I am trying to match number which are having 2 digits and those are repeated and the length of number is 7 digits .

I want to match these numbers from java .

example numbers:

3433434
6776767
9000999

Please help to create the regular expression for these pattern numbers

Answer 1

I'd recommend hiding any regexes inside helper methods:

private static boolean matchesCriteria(String s) {
    return exactlySevenDigits(s) && containsRepeatedDigits(s);
}

private static boolean exactlySevenDigits(String s) {
    return s.matches("\\d{7}");
}

private static boolean containsRepeatedDigits(String s) {
    return s.matches(".*(\\d)\\1.*");
}

Example results:

3433434  true
6776767  true
9000999  true
1234567  false    (no repeating numbers)
12331233 false    (too long)
123356A  false    (not all digits)

Answer 2

With regex it is a little complicated, I would use this way (Java 8+) instead :

boolean check = myString.chars()
                .mapToObj(i -> (char) i)
                .collect(Collectors.toSet())
                .size() == 2;

---

The idea is to create a Set with the character of this string, if the size of the Set is 2 then it is correct String else it is not.

---

Or as Ralf Renz mention in comment, you can use this short way :

boolean check = myString.chars().distinct().count() == 2;

---

So your final solution should look like this :

boolean check = myString.matches("\\d{7}") && myString.chars().distinct().count() == 2;

Answer 3

You can do it as follows:

String str = "3433434";
boolean sevenOf2Digits = str.length() == 7 &&
                         str.matches("(\\d)\\1*+(\\d)(\\1|\\2)*");
System.out.println(sevenOf2Digits);

The first (\\\\d) captures the first digit in group 1.

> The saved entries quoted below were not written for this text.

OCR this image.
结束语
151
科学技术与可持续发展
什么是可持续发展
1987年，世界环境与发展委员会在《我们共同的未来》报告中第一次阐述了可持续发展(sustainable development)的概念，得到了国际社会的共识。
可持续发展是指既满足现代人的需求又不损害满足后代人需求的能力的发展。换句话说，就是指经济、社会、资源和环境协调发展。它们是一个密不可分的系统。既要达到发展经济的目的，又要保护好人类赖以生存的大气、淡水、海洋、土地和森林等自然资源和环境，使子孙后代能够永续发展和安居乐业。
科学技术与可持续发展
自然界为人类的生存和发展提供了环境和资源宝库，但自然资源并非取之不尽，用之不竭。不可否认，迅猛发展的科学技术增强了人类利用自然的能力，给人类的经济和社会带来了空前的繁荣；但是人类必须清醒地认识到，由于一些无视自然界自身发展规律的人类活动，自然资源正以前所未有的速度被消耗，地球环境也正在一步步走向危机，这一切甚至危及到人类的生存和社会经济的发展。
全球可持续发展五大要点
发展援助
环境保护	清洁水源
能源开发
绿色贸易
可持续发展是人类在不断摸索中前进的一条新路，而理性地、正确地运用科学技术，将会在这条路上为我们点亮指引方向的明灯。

\\\\1 is a backreference to group 1, so the first digit. * is 0 or more of those digits, + makes that possessive, which is required to prevent the next (\\\\d) from matching the same digit.

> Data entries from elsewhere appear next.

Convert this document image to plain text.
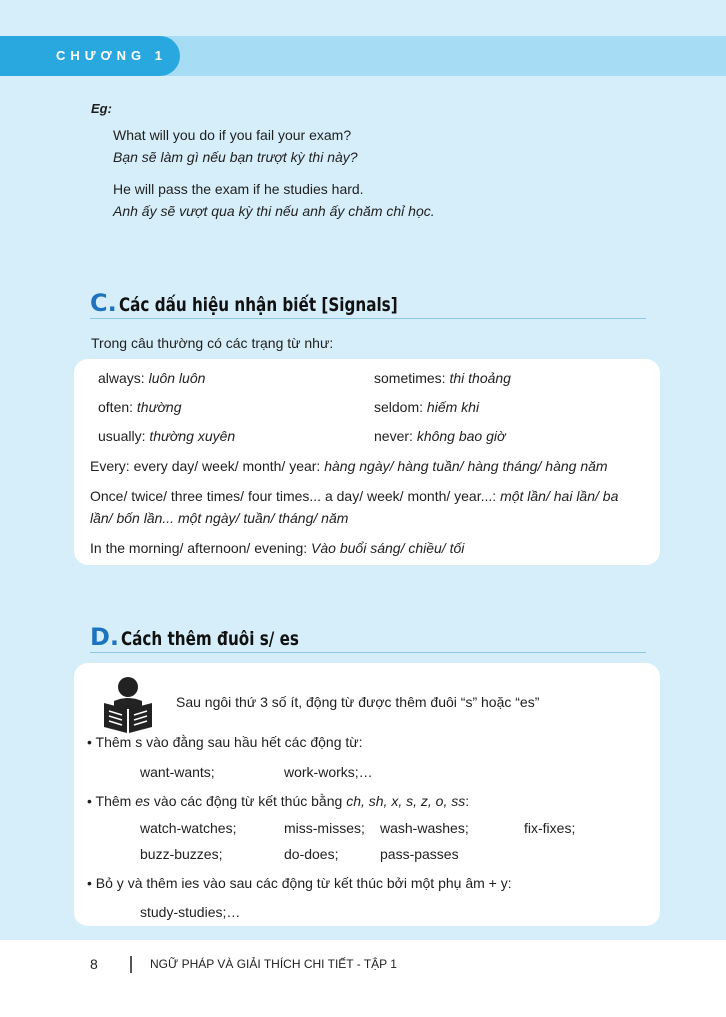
CHƯƠNG 1
Eg:
What will you do if you fail your exam?
Bạn sẽ làm gì nếu bạn trượt kỳ thi này?
He will pass the exam if he studies hard.
Anh ấy sẽ vượt qua kỳ thi nếu anh ấy chăm chỉ học.
C. Các dấu hiệu nhận biết [Signals]
Trong câu thường có các trạng từ như:
always: luôn luôn	sometimes: thi thoảng
often: thường	seldom: hiếm khi
usually: thường xuyên	never: không bao giờ
Every: every day/ week/ month/ year: hàng ngày/ hàng tuần/ hàng tháng/ hàng năm
Once/ twice/ three times/ four times... a day/ week/ month/ year...: một lần/ hai lần/ ba lần/ bốn lần... một ngày/ tuần/ tháng/ năm
In the morning/ afternoon/ evening: Vào buổi sáng/ chiều/ tối
D. Cách thêm đuôi s/ es
Sau ngôi thứ 3 số ít, động từ được thêm đuôi “s” hoặc “es”
• Thêm s vào đằng sau hầu hết các động từ:
want-wants;	work-works;…
• Thêm es vào các động từ kết thúc bằng ch, sh, x, s, z, o, ss:
watch-watches;	miss-misses; wash-washes;	fix-fixes;
buzz-buzzes;	do-does;	pass-passes
• Bỏ y và thêm ies vào sau các động từ kết thúc bởi một phụ âm + y:
study-studies;…
8	NGỮ PHÁP VÀ GIẢI THÍCH CHI TIẾT - TẬP 1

The following (\\\\d) captures the second digit in group 2.

(\\\\1|\\\\2)* just matches 0 or more of any combination of the first or second digits.

---

I separated out the length check for simplicity. If you want a pure regex solution, you can add the length check to your regex in the form of a lookahead by adding (?=.{7}$) to the start of your regex.

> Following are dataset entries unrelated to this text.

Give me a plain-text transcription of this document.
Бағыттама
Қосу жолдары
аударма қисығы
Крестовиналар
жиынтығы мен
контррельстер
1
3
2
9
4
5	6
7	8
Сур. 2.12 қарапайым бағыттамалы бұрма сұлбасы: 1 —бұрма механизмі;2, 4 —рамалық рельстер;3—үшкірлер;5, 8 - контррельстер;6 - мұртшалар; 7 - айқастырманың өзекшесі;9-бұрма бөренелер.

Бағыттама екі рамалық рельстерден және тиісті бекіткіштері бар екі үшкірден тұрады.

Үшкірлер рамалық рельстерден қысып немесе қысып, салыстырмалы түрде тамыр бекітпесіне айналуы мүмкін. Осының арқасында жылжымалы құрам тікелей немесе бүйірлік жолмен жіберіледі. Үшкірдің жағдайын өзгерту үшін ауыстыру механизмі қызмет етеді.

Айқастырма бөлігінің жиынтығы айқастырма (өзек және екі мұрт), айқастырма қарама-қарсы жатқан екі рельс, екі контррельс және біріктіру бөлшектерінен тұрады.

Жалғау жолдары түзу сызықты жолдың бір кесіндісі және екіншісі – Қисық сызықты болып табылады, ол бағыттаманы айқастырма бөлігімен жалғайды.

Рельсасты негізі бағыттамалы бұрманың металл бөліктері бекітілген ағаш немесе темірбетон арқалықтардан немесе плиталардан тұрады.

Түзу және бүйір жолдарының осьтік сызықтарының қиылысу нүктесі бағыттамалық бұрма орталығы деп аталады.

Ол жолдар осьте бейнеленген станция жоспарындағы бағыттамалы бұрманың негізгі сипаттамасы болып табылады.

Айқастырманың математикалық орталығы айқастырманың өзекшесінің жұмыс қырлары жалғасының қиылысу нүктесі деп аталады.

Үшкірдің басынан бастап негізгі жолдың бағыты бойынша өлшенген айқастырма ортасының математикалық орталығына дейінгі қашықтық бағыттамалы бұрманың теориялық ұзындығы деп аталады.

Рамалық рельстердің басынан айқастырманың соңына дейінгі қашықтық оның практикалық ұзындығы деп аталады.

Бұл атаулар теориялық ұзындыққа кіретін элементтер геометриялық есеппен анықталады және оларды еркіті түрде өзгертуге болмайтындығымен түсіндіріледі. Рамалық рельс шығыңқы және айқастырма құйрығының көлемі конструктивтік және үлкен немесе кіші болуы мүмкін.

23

"(?=.{7}$)(\\d)\\1*+(\\d)(\\1|\\2)*"

Answer 4

    String regex = "[10]{7}|[20]{7}|[21]{7}|[30]{7}|[31]{7}|[32]{7}|[40]{7}|[41]{7}|[42]{7}|[43]{7}|[50]{7}|[51]{7}|[52]{7}|[53]{7}|[54]{7}|[60]{7}|[61]{7}|[62]{7}|[63]{7}|[64]{7}|[65]{7}|[70]{7}|[71]{7}|[72]{7}|[73]{7}|[74]{7}|[75]{7}|[76]{7}|[80]{7}|[81]{7}|[82]{7}|[83]{7}|[84]{7}|[85]{7}|[86]{7}|[87]{7}|[90]{7}|[91]{7}|[92]{7}|[93]{7}|[94]{7}|[95]{7}|[96]{7}|[97]{7}|[98]{7}";

    System.out.println(Pattern.matches(regex, "3433434"));
    System.out.println(Pattern.matches(regex, "6776767"));
    System.out.println(Pattern.matches(regex, "9000999"));

That should do it. All combinations of two digits with a length of 7.

Answer 5

(?=^.{7}$)(\\d)\\1*(?!\\1)(\\d)(?:\\1|\\2)*

This should do it. It finds a digit and repeats, then finds a second digit and repeats. Then it checks if the rest of the number is one of those 2.

I'll explain in detail what this does.

(?=^.{7}$) : Before starting, make sure there are 7 characters between the start and end. If shorter or longer, fast fails.

(\\d)\\1*(?!\\1)(\\d) : Get the first digit and save it in a capture group. Then matches if the captured digit is also the next one. If there is only a single digit, the next part will catch that. Last digit should always be different then the first one.

(?:\\1|\\2) : repeat the 2 captured digits 0 or more times.